Il est désormais admis que les jeux-services suivent souvent des modèles contestables à bien des niveaux. Entre microtransactions, économie inspirée des casinos, embauche de spécialistes de la psychologie et favorisation de l’addiction, les joueurs ont été à la fois happés et scandalisés par ces formats bien particuliers. Ce n’est plus un mystère : les jeux-services ont pour unique fonction de fidéliser et de doucement amener à payer (sans parler des « baleines », jargon de casino qui se réfère à une minorité de joueurs prête à payer des fortunes). Tout cela favorise l’addiction et les dépenses incontrôlées.
Parmi ces pratiques assurément toxiques, deux d’entre elles sont actuellement dans le viseur de la législation chinoise, à savoir les récompenses pour les connexions quotidiennes et les bonus pour les premiers achats. En effet, loin de seulement dénoncer cette pratique économique, la Chine prend la décision plus ferme de totalement l’interdire.
Une décision qui ne doit évidemment pas faire la joie de Tencent et NetEase, les deux géants chinois qui possèdent des parts très importantes dans des entreprises comme Epic ou Riot, spécialistes des jeux-services. Précisons que ces deux entreprises ont aussi des rapports plus qu’étroits avec les jeux mobiles (en particulier les « gacha »), des jeux friands de ces fameux bonus de connexion.
En toute transparence, ces pratiques des jeux-service ne sont pas encouragées dans nos lignes. En soi, ce coup porté à ce modèle économique est une bonne nouvelle, d’autant plus que ce dernier a un impact important sur le game design des jeux concernés. Les bonus de connexion et récompenses d’achats peuvent aux yeux de nombreux joueurs marquer une certaine forme de progression, mais aussi un marqueur social censé différencier les joueurs. Toutefois, nous préférons garder une certaine distance et nous interroger.

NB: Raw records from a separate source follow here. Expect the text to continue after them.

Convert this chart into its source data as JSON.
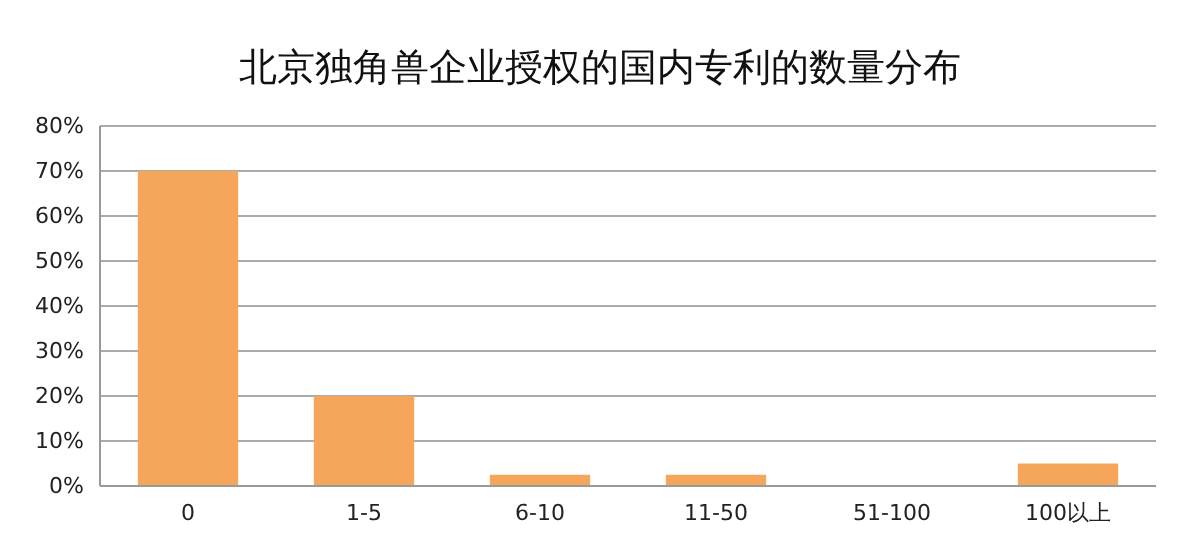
{
  "chart_data": {
    "type": "bar",
    "title": "北京独角兽企业授权的国内专利的数量分布",
    "categories": [
      "0",
      "1-5",
      "6-10",
      "11-50",
      "51-100",
      "100以上"
    ],
    "values": [
      70,
      20,
      2.5,
      2.5,
      0,
      5
    ],
    "color": "#f5a65b",
    "ylim": [
      0,
      80
    ],
    "yticks": [
      {
        "value": 0,
        "label": "0%"
      },
      {
        "value": 10,
        "label": "10%"
      },
      {
        "value": 20,
        "label": "20%"
      },
      {
        "value": 30,
        "label": "30%"
      },
      {
        "value": 40,
        "label": "40%"
      },
      {
        "value": 50,
        "label": "50%"
      },
      {
        "value": 60,
        "label": "60%"
      },
      {
        "value": 70,
        "label": "70%"
      },
      {
        "value": 80,
        "label": "80%"
      }
    ],
    "grid": "y"
  }
}
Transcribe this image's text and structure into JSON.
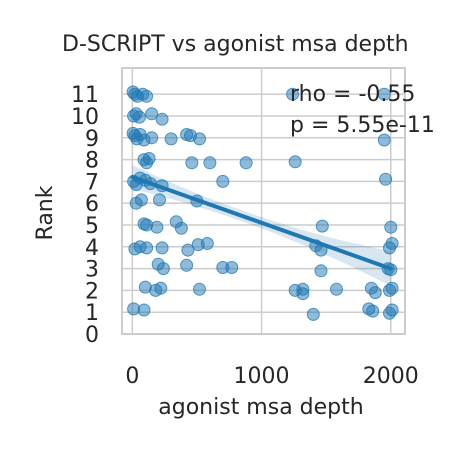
{
  "chart_data": {
    "type": "scatter",
    "title": "D-SCRIPT vs agonist msa depth",
    "xlabel": "agonist msa depth",
    "ylabel": "Rank",
    "xlim": [
      -80,
      2110
    ],
    "ylim": [
      0,
      12.2
    ],
    "xticks": [
      0,
      1000,
      2000
    ],
    "xtick_labels": [
      "0",
      "1000",
      "2000"
    ],
    "yticks": [
      0,
      1,
      2,
      3,
      4,
      5,
      6,
      7,
      8,
      9,
      10,
      11
    ],
    "ytick_labels": [
      "0",
      "1",
      "2",
      "3",
      "4",
      "5",
      "6",
      "7",
      "8",
      "9",
      "10",
      "11"
    ],
    "grid": true,
    "annotations": [
      "rho = -0.55",
      "p = 5.55e-11"
    ],
    "colors": {
      "points": "#1f77b4",
      "line": "#1f77b4",
      "band": "#1f77b4",
      "grid": "#cccccc"
    },
    "regression": {
      "x": [
        0,
        2000
      ],
      "y": [
        7.2,
        3.0
      ]
    },
    "points": [
      {
        "x": 5,
        "y": 11.1
      },
      {
        "x": 20,
        "y": 11.0
      },
      {
        "x": 40,
        "y": 10.9
      },
      {
        "x": 80,
        "y": 11.0
      },
      {
        "x": 110,
        "y": 10.9
      },
      {
        "x": 10,
        "y": 10.0
      },
      {
        "x": 30,
        "y": 10.1
      },
      {
        "x": 55,
        "y": 9.95
      },
      {
        "x": 150,
        "y": 10.1
      },
      {
        "x": 230,
        "y": 9.85
      },
      {
        "x": 5,
        "y": 9.2
      },
      {
        "x": 20,
        "y": 9.1
      },
      {
        "x": 35,
        "y": 8.95
      },
      {
        "x": 60,
        "y": 9.15
      },
      {
        "x": 90,
        "y": 8.9
      },
      {
        "x": 150,
        "y": 9.0
      },
      {
        "x": 300,
        "y": 8.95
      },
      {
        "x": 420,
        "y": 9.15
      },
      {
        "x": 450,
        "y": 9.1
      },
      {
        "x": 520,
        "y": 8.95
      },
      {
        "x": 90,
        "y": 8.0
      },
      {
        "x": 110,
        "y": 7.85
      },
      {
        "x": 130,
        "y": 8.05
      },
      {
        "x": 460,
        "y": 7.85
      },
      {
        "x": 600,
        "y": 7.85
      },
      {
        "x": 880,
        "y": 7.85
      },
      {
        "x": 1260,
        "y": 7.9
      },
      {
        "x": 10,
        "y": 7.0
      },
      {
        "x": 30,
        "y": 6.85
      },
      {
        "x": 60,
        "y": 7.15
      },
      {
        "x": 100,
        "y": 7.05
      },
      {
        "x": 140,
        "y": 6.9
      },
      {
        "x": 230,
        "y": 6.8
      },
      {
        "x": 700,
        "y": 7.0
      },
      {
        "x": 1960,
        "y": 7.1
      },
      {
        "x": 30,
        "y": 6.0
      },
      {
        "x": 70,
        "y": 6.15
      },
      {
        "x": 210,
        "y": 6.15
      },
      {
        "x": 500,
        "y": 6.1
      },
      {
        "x": 90,
        "y": 5.05
      },
      {
        "x": 110,
        "y": 5.0
      },
      {
        "x": 190,
        "y": 4.9
      },
      {
        "x": 340,
        "y": 5.15
      },
      {
        "x": 380,
        "y": 4.85
      },
      {
        "x": 1470,
        "y": 4.95
      },
      {
        "x": 2000,
        "y": 4.9
      },
      {
        "x": 20,
        "y": 3.9
      },
      {
        "x": 60,
        "y": 4.0
      },
      {
        "x": 110,
        "y": 3.95
      },
      {
        "x": 230,
        "y": 3.95
      },
      {
        "x": 430,
        "y": 3.85
      },
      {
        "x": 510,
        "y": 4.1
      },
      {
        "x": 580,
        "y": 4.15
      },
      {
        "x": 1420,
        "y": 4.05
      },
      {
        "x": 1460,
        "y": 3.85
      },
      {
        "x": 1990,
        "y": 3.95
      },
      {
        "x": 2010,
        "y": 4.15
      },
      {
        "x": 200,
        "y": 3.2
      },
      {
        "x": 240,
        "y": 3.0
      },
      {
        "x": 420,
        "y": 3.15
      },
      {
        "x": 700,
        "y": 3.05
      },
      {
        "x": 770,
        "y": 3.05
      },
      {
        "x": 1460,
        "y": 2.9
      },
      {
        "x": 1980,
        "y": 3.0
      },
      {
        "x": 2000,
        "y": 2.95
      },
      {
        "x": 100,
        "y": 2.15
      },
      {
        "x": 180,
        "y": 2.0
      },
      {
        "x": 220,
        "y": 2.1
      },
      {
        "x": 520,
        "y": 2.05
      },
      {
        "x": 1260,
        "y": 2.0
      },
      {
        "x": 1320,
        "y": 2.05
      },
      {
        "x": 1320,
        "y": 1.85
      },
      {
        "x": 1580,
        "y": 2.05
      },
      {
        "x": 1850,
        "y": 2.1
      },
      {
        "x": 1880,
        "y": 1.9
      },
      {
        "x": 1990,
        "y": 2.0
      },
      {
        "x": 2010,
        "y": 2.1
      },
      {
        "x": 10,
        "y": 1.15
      },
      {
        "x": 90,
        "y": 1.1
      },
      {
        "x": 1400,
        "y": 0.9
      },
      {
        "x": 1830,
        "y": 1.15
      },
      {
        "x": 1860,
        "y": 1.05
      },
      {
        "x": 1990,
        "y": 0.95
      },
      {
        "x": 2010,
        "y": 1.1
      },
      {
        "x": 1950,
        "y": 11.0
      },
      {
        "x": 1240,
        "y": 11.0
      },
      {
        "x": 1950,
        "y": 8.9
      }
    ]
  }
}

Nous jugeons ces pratiques scandaleuses, et il est aujourd’hui plus que nécessaire de trouver une manière de les contrer. Quand bien même, nous nous demandons si c’est bel et bien au gouvernement de poser ces limites. La loi en question semble saine, mais n’entre-t-elle pas en contradiction avec la liberté individuelle des joueurs ? N’oublions pas que le pays concerné, la Chine, a il y a quelque temps forcé la mise en place d’une limite de temps de jeu pour les plus jeunes. Des jeux comme Fortnite y ont même été interdits.
Si cette nouvelle loi ne fait pas directement référence aux mineurs, nous ne sommes pas naïfs : la plupart des esprits affectés par ces modèles économiques sont bien jeunes… La Chine, après avoir régulé leur temps de jeu, continue d’appliquer cette même politique en s’attaquant directement au contenu des jeux. Nous touchons ici à un autre problème. Cette nouvelle législation va à terme amener des jeux à changer leur contenu. Il est évident que le pays protège avant tout ses propres intérêts et une certaine vision paternaliste de la jeunesse.
Il s’agit avant tout de changer les jeux vidéo pour mieux reprendre en main une partie de la population que l’on préfère loin des divertissements. Malgré tout, la menace de l’addiction reste réelle et si nous réfutons les accusations régulièrement portées contre l’ensemble des jeux vidéo, nous savons aujourd’hui que les jeux-services en particulier font tout pour la favoriser. Les arguments pour et contre nous forcent à participer à un match de tennis interminable entre le bien-fondé de cette loi et l’autorité excessive qu’elle représente.
Au fond, le problème n’est peut-être pas les conséquences de cette loi sur des pratiques que nous condamnons nous aussi, mais peut-être tout simplement le fait qu’elle existe et surtout qu’elle doit exister aux yeux de la Chine. Les politiques publiques, et cela devrait aussi concerner la France, ne seraient-elles pas mieux mises à contribution via une sensibilisation des joueurs et joueuses ? N’est-il pas plutôt envisageable de mieux encadrer les plus jeunes et d’aider les parents à comprendre ce média en perpétuelle évolution ? Le jeu vidéo nécessite face à ce type de pratique une presse attentive et des médiateurs à même de mieux éclairer le grand public face à des problèmes bien réels dont la Chine est aussi victime.